You might be posting on Hosting providers or using sharedhosting tag…
Note, this page is permanently available at https://help.nextcloud.com/pub/shared-webhosting
I need help, and my Nextcloud is on Shared hosting
- The only person who can help you is your webhost
- You are at the mercy of your webhost.
- You value low cost over root access to the machine, which is not available.
What, why must I ask my webhost to help with my shared hosting?
- This is their job. You paid for shared hosting so someone else would manage it for you.
- You pay them to manage the system for you in cpanel or
directadmin
or plesk or litespeed or whatever shared hosted hosting platform. So, only they can manage your system, because they control everything.- Accessible version of PHP is whatever they offer.
- PHP modules are whatever they offer. Some might be missing.
- Database you can use is as-is, eg. sqlite version, mariadb version or mysql version. Don’t believe any host allows postgresql, so that is probably out of the picture.
- Your host likely only supports installing particular PHP apps, eg. cpanel.
- Your host can drop support for Nextcloud, or any app, at any time for any reason without telling you.
- If your host does something you do not like you have zero recourse other than contacting them. If you think this is unlikely, your friendly admin saw this happen with
largest domain registrar and hosting provider in the industry
. Do not expect a warning, but it might also only cost less than $20 - $30 per year, so maybe a win-win. - Your host should always be willing to support you (their customer) in accessing and backing up your data to a device you control. No guarantees, but it is the right thing to do.
I don’t want to ask my host for support
- In this case we cannot help you, because only someone with root access to the machine can address underlying problems related to the modular stack powering your Nextcloud: a database, a webserver, storage, caching with a service like Reds and whatever else they have authorized you to use.
- Your host should always grant you the ability to download or archive or access your own data, including everything related to your hosted Nextcloud. It will hopefully be a click away from their panel, but no promises on what they choose to offer.
My host will not help me.
- Consider changing providers, or consider self-hosting on a machine you actually control. The terms of a service you have are not something you can change… you can demand assistance as a paying customer or demand assistance in moving your data elsewhere. Good luck, and we hope you succeed in this endeavor!
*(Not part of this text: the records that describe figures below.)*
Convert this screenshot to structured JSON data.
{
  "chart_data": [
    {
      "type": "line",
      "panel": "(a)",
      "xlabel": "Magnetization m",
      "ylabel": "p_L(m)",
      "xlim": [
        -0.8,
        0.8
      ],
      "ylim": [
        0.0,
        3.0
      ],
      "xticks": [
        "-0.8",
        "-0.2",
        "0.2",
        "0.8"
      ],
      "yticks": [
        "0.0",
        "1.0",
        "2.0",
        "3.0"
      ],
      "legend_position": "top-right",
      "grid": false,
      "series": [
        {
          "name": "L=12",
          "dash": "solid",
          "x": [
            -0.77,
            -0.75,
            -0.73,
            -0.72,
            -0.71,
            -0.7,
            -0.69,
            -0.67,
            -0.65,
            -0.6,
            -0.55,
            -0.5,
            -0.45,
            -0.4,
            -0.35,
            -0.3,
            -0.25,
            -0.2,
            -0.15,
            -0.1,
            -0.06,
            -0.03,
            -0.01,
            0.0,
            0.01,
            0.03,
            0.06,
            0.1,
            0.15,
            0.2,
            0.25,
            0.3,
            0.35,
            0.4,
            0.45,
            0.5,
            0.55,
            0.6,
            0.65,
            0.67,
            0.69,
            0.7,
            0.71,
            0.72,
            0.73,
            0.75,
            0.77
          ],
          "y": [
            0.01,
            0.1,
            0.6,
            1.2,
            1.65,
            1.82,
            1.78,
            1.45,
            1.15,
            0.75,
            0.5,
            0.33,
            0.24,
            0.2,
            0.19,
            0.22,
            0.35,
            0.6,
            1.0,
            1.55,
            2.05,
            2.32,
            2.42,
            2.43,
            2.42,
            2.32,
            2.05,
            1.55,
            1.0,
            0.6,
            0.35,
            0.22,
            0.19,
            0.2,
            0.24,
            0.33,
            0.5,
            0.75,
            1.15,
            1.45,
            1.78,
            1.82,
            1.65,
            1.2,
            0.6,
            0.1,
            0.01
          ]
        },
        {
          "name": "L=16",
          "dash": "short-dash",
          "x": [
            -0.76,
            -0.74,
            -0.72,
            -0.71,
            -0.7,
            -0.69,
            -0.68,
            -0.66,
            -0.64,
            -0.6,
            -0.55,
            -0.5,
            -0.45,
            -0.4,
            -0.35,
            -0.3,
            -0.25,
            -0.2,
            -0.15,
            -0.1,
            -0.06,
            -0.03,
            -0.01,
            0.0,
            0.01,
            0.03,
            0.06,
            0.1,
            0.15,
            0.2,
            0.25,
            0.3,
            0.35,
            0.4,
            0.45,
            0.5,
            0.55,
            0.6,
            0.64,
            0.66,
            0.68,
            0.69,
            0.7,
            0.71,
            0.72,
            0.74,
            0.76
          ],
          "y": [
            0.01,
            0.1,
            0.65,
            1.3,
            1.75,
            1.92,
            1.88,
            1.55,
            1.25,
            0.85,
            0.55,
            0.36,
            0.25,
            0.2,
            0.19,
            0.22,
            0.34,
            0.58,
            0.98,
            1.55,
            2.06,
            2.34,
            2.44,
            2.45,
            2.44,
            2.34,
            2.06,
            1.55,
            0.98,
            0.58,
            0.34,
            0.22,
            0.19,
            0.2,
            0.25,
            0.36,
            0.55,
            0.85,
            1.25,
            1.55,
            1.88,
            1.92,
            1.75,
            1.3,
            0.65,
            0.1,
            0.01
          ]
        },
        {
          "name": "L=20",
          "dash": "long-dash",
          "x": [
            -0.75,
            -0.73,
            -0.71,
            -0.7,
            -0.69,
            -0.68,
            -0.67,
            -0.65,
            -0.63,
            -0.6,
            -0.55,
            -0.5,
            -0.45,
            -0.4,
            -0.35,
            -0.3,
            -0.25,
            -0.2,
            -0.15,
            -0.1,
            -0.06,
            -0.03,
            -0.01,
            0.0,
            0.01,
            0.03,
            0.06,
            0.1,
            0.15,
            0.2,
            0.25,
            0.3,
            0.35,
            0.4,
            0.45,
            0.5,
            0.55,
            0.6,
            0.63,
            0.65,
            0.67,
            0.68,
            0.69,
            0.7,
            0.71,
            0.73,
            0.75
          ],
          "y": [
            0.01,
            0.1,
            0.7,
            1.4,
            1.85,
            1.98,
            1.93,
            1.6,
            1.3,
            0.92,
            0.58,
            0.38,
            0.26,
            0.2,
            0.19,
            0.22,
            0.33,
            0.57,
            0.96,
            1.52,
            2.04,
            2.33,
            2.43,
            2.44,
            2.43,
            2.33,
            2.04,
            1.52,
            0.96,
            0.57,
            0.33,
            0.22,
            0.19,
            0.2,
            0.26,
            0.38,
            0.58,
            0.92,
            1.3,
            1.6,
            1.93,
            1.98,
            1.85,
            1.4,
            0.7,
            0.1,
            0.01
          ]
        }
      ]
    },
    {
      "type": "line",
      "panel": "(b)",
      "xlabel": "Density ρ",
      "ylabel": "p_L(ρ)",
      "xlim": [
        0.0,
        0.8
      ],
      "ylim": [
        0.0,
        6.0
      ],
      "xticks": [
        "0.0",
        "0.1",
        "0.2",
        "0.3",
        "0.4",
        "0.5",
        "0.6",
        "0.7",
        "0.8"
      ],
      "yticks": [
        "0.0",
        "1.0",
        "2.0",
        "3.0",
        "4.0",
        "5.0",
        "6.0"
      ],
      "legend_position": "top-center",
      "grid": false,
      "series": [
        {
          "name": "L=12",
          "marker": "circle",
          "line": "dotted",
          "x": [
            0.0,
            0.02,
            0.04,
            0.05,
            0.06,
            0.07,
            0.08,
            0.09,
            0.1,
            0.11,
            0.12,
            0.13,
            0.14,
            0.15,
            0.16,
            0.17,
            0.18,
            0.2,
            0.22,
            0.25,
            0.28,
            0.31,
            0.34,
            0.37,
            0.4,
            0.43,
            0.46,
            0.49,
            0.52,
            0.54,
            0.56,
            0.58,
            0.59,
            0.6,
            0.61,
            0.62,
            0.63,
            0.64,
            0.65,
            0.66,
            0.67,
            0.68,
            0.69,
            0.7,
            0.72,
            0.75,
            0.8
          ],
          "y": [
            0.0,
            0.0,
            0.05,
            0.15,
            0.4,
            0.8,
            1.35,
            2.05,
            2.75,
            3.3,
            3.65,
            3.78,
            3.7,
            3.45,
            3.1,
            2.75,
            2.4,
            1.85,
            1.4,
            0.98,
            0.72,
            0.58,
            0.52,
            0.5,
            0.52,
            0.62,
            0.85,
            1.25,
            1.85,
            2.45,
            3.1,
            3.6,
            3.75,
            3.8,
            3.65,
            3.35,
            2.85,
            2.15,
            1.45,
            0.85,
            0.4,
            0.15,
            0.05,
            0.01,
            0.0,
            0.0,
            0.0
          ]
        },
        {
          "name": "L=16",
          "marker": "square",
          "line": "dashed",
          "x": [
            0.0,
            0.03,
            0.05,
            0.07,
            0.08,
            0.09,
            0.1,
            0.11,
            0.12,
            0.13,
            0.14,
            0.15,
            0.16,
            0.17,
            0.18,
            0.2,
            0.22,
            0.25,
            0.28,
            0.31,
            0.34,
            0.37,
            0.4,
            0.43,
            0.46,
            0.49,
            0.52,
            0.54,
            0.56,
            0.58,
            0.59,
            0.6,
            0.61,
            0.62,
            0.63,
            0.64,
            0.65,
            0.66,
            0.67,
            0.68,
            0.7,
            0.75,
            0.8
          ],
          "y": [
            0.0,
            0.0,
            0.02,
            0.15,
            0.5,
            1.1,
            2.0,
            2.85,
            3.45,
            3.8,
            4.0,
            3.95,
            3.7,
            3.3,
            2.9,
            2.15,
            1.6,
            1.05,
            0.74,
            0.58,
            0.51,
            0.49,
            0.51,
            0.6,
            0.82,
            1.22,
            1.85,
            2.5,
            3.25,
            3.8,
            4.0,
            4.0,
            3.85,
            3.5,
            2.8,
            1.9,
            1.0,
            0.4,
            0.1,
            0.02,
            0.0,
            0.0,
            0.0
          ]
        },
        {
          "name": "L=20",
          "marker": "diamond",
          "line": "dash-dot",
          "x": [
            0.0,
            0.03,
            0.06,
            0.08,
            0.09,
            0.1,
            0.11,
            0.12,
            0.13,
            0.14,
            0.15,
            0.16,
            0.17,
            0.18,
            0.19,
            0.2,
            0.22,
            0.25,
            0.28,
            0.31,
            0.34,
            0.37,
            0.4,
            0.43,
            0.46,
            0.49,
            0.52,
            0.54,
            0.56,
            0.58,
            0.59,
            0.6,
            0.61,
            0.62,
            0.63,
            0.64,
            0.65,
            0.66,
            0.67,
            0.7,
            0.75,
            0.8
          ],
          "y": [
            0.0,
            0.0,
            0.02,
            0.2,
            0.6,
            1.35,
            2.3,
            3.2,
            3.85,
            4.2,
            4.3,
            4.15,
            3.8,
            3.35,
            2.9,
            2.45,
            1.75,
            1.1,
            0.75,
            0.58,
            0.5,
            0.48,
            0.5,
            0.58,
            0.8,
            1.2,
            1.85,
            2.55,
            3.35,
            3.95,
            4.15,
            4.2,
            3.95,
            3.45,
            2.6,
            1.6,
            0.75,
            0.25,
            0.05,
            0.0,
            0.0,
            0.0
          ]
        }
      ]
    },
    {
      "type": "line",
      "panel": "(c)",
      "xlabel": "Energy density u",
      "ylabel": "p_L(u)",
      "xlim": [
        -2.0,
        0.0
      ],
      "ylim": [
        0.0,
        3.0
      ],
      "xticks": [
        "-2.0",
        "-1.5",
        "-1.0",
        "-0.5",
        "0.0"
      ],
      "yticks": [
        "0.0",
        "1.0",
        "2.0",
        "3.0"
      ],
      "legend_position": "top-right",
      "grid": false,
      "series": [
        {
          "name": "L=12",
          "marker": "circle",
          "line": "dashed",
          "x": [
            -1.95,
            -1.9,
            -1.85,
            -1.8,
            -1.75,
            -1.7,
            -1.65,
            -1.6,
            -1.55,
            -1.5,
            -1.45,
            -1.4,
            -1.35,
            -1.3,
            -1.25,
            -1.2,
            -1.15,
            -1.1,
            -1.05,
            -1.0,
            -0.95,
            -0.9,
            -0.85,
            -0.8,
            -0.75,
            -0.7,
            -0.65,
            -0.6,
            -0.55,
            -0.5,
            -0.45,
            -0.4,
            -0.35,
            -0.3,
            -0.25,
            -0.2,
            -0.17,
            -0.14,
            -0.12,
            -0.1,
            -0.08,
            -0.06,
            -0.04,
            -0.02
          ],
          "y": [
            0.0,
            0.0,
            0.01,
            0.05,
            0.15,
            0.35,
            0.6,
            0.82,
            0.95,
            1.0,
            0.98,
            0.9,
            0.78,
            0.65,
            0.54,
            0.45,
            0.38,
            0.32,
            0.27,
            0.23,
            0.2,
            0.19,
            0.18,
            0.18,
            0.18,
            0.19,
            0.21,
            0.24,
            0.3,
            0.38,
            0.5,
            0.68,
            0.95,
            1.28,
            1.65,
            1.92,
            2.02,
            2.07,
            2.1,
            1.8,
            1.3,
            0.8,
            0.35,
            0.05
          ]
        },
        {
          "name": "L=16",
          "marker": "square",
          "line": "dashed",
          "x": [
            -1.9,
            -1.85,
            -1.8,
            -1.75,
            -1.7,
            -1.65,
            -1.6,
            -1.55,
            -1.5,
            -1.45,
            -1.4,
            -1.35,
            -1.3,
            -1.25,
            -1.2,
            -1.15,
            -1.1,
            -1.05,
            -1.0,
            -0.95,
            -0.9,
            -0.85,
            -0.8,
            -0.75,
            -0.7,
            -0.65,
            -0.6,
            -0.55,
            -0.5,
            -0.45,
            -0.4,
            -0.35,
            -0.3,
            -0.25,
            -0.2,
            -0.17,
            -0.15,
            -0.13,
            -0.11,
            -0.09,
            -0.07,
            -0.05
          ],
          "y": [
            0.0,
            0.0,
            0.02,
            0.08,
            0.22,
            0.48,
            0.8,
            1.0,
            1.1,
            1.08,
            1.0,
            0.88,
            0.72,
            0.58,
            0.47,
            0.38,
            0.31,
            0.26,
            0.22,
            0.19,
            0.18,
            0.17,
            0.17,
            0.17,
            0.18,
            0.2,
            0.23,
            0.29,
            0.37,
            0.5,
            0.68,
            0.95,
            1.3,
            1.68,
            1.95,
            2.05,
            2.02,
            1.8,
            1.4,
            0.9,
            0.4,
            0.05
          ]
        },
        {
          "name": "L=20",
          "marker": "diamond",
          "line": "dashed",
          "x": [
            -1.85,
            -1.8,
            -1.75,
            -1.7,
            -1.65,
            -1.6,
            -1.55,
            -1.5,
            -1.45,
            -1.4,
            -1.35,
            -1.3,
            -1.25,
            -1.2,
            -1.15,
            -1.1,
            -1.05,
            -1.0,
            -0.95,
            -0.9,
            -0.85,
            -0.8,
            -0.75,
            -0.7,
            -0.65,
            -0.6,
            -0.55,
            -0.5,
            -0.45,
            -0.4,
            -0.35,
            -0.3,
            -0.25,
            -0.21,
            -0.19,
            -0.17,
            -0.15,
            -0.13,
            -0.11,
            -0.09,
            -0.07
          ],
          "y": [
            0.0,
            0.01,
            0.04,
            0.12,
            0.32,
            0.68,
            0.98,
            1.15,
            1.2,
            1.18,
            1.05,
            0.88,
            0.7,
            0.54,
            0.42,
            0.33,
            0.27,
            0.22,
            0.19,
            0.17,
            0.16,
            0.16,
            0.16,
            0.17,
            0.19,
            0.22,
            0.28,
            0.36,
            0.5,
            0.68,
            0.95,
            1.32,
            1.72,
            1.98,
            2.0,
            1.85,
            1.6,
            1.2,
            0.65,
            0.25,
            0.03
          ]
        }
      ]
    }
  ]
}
- Are you keeping local backups? If not, why not?
So, I am 100% dependant on my shared hosting provider?
- Yes. %
- Your resources are shared, so you are also dependent on however many people you are sharing with.
- Hopefully, those shared users use their services less than you do since you are looking for help.
- Your best bet is to always keep local backups of all your data, which should be supported within your hosted service package as a cron or download or other service they offer.
Good luck with your shared webhosting experience!
We hope this clarifies why shared hosting is both extremely inexpensive and can be equally unreliable. Your hosting provider should do their due diligence to support paying customers! Since anyone can host Nextcloud, this also opens the doors to poor quality hosts selling access to Nextcloud out of their basement… Either way, always keep backups of your data outside of the provider and best of luck to you!
- Please be understanding if those on the forum here cannot help with your problem, which must be addressed by your provider.
What we can help on (on a surface level)
- My mobile client or web app or service is not working as I hoped.
What we cannot help on (on a deeper, fundamental level)
- Anything in regards to the underlying hosted platform running your Nextcloud. It is between you and the provider.